Gene Genealogies and AFLP Analyses in the Fusarium oxysporum Complex Identify Monophyletic and Nonmonophyletic Formae Speciales Causing Wilt and Rot Disease

The monophyletic origin of host-specific taxa in the plant-pathogenic Fusarium oxysporum complex was tested by constructing nuclear and mitochondrial gene genealogies and amplified fragment length polymorphism (AFLP)-based phylogenies for 89 strains representing the known genetic and pathogenic diversity in 8 formae speciales associated with wilt diseases and root and bulb rot. We included strains from clonal lineages of F. oxysporum f. spp. asparagi, dianthi, gladioli, lilii, lini, opuntiarum, spinaciae, and tulipae.

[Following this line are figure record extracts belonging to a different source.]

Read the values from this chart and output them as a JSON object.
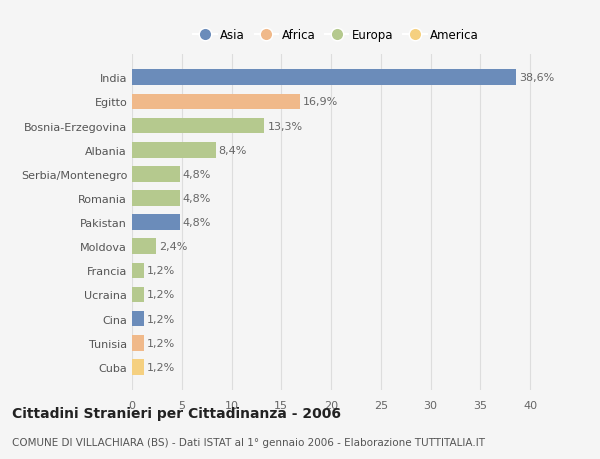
{
  "categories": [
    "India",
    "Egitto",
    "Bosnia-Erzegovina",
    "Albania",
    "Serbia/Montenegro",
    "Romania",
    "Pakistan",
    "Moldova",
    "Francia",
    "Ucraina",
    "Cina",
    "Tunisia",
    "Cuba"
  ],
  "values": [
    38.6,
    16.9,
    13.3,
    8.4,
    4.8,
    4.8,
    4.8,
    2.4,
    1.2,
    1.2,
    1.2,
    1.2,
    1.2
  ],
  "labels": [
    "38,6%",
    "16,9%",
    "13,3%",
    "8,4%",
    "4,8%",
    "4,8%",
    "4,8%",
    "2,4%",
    "1,2%",
    "1,2%",
    "1,2%",
    "1,2%",
    "1,2%"
  ],
  "colors": [
    "#6b8cba",
    "#f0b98a",
    "#b5c98e",
    "#b5c98e",
    "#b5c98e",
    "#b5c98e",
    "#6b8cba",
    "#b5c98e",
    "#b5c98e",
    "#b5c98e",
    "#6b8cba",
    "#f0b98a",
    "#f5d080"
  ],
  "legend_labels": [
    "Asia",
    "Africa",
    "Europa",
    "America"
  ],
  "legend_colors": [
    "#6b8cba",
    "#f0b98a",
    "#b5c98e",
    "#f5d080"
  ],
  "title": "Cittadini Stranieri per Cittadinanza - 2006",
  "subtitle": "COMUNE DI VILLACHIARA (BS) - Dati ISTAT al 1° gennaio 2006 - Elaborazione TUTTITALIA.IT",
  "xlim": [
    0,
    41
  ],
  "xticks": [
    0,
    5,
    10,
    15,
    20,
    25,
    30,
    35,
    40
  ],
  "background_color": "#f5f5f5",
  "grid_color": "#dddddd",
  "bar_height": 0.65,
  "label_fontsize": 8,
  "tick_fontsize": 8,
  "title_fontsize": 10,
  "subtitle_fontsize": 7.5
}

Putatively nonpathogenic strains from carnation and lily were included and a reference strain from each of the three main clades identified previously in the F. oxysporum complex; sequences from related species were used as outgroups. DNA sequences from the nuclear translation elongation factor 1α and the mitochondrial small subunit (mtSSU) ribosomal RNA genes were combined for phylogenetic analysis. Strains in vegetative compatibility groups (VCGs) shared identical sequences and AFLP profiles, supporting the monophyly of the two single-VCG formae speciales, lilii and tulipae. Identical genotypes were also found for the three VCGs in F. oxysporum f. sp. spinaciae. In contrast, multiple evolutionary origins were apparent for F. oxysporum f. spp. asparagi, dianthi, gladioli, lini, and opuntiarum, although different VCGs within each of these formae speciales often clustered close together or shared identical EF-1α and mtSSU rDNA haplotypes. Kishino-Hasegawa analyses of constraints forcing the monophyly of these formae speciales supported the exclusive origin of F. oxysporum f. sp. opuntiarum but not the monophyly of F. oxysporum f. spp. asparagi, dianthi, gladioli, and lini. Most of the putatively nonpathogenic strains from carnation and lily, representing unique VCGs, were unrelated to F. oxysporum f. spp. dianthi and lilii, respectively. Putatively nonpathogenic or rot-inducing strains did not form exclusive groups within the molecular phylogeny. Parsimony analyses of AFLP fingerprint data supported the gene genealogy-based phylogram; however, AFLP-based phylogenies were considerably more homoplasious than the gene genealogies. The predictive value of the forma specialis naming system within the F. oxysporum complex is questioned.